Although the catering operations have traditionally done well, the cafe wasn’t as successful. But Lewin said he hopes the new, bright space with a large window looking onto Queen Street will draw more people in as they pass by.
“We will probably do over-the-counter foods and maybe really great homemade burgers,” Lewin said. Comfort foods made from scratch, sandwiches and soups will also likely be offered.
“We would like to serve the community something good that it doesn’t already have,” he said.
Raging Spoon was located at 761 Queen St. W. in a former church that was once home to a variety of non-profit and social service organizations. But when that building was sold to a developer, Raging Spoon had to find a new location.

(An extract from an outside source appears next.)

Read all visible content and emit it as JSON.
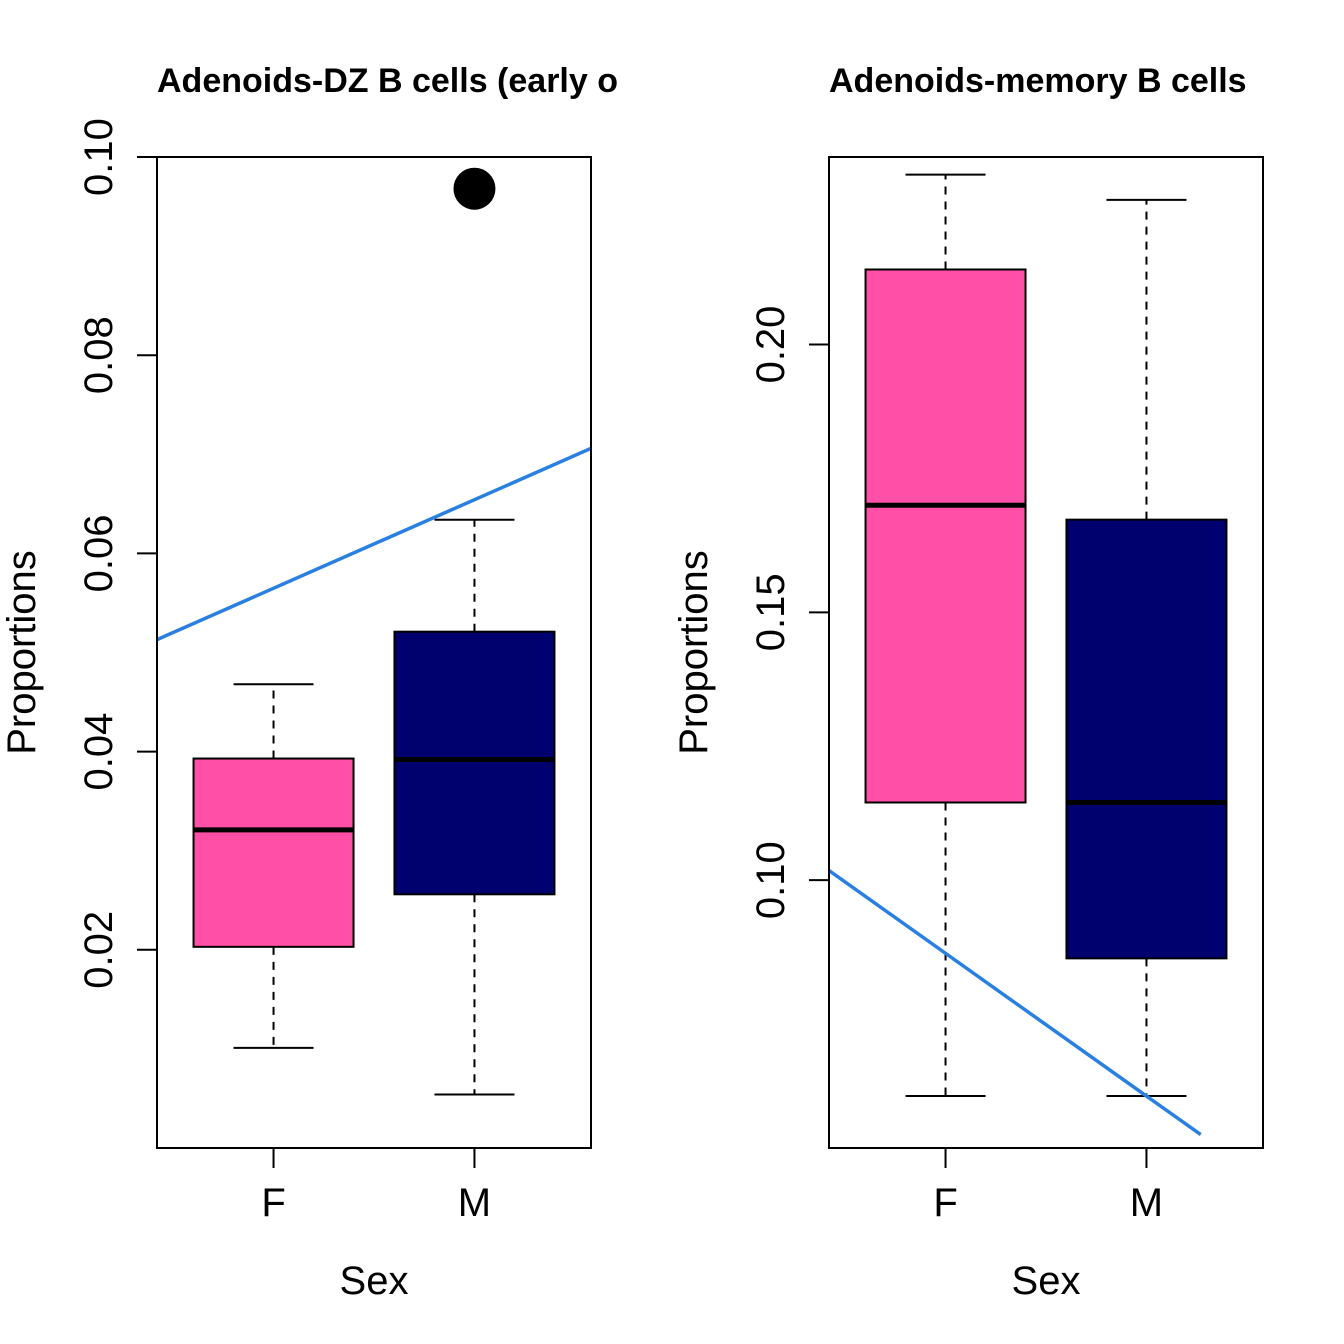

When they started to look around they found a vacant space at 1658 Queen St. W., in the heart of Parkdale. Their catering operations are now up and running in the new locations and Lewin said they aim to have the cafe open in the fall.
Working for Change’s office is just down the street at 1499 Queen St. W. It also operates The Out of This World Cafe at the Centre for Addiction and Mental Health, Parkdale Green Thumb and Voices from the Street, a speakers bureau comprised of individuals who have had direct experience with homelessness, poverty and/or mental health issues.